When he saddled his mount at the corral he was not aware that two of the three remaining horses had taken advantage of their opportunity and had walked out and made off in the darkness before he replaced the bars, and he was too drunk to care if he had known it.
The night air felt so good that it moved him to song, but it was not long before the words faltered more and more and soon ceased altogether and a subdued snore rasped from him. He awakened from time to time, but only for a moment, for he was tired and sleepy.
His mount very quickly learned that something was wrong and that it was being given its head. As long as it could go where it pleased it could do nothing better than head for home, and it quickened its pace towards Winchester.

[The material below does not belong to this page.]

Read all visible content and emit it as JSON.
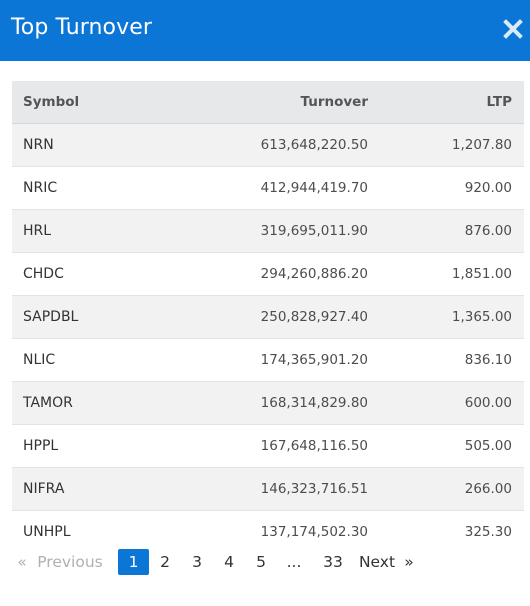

Some time after daylight it pricked up its ears and broke into a canter, which soon developed signs of irritation in its rider. Finally Hopalong opened his heavy eyes and looked around for his bearings. Not knowing where he was and too tired and miserable to give much thought to a matter of such slight importance, he glanced around for a place to finish his sleep. A tree some distance ahead of him looked inviting and towards it he rode. Habit made him picket the horse before he lay down and as he fell asleep he had vague recollections of handling a strange picket rope some time recently. The horse slowly turned and stared at the already snoring figure, glanced over the landscape, back the to queerest man it had ever met, and then fell to grazing in quiet content. A slinking coyote topped a rise a short distance away and stopped instantly, regarding the sleeping man with grave curiosity and strong suspicion. Deciding that there was nothing good to eat in that vicinity and that the man was carrying out a fell plot for the death of coyotes, it backed away out of sight and loped on to other hunting grounds.
A FRIEND IN NEED
Stevenson, having started the fire for breakfast, took a pail and departed towards the spring; but he got no farther than the corral gate, where he dropped the pail and stared. There was only one horse in the enclosure where the night before there had been four. He wasted no time in surmises, but wheeled and dashed back towards the hotel, and his vigorous shouts brought Old John to the door, sleepy and peevish. Old John’s mouth dropped open as he beheld his habitually indolent host marking off long distances on the sand with each falling foot.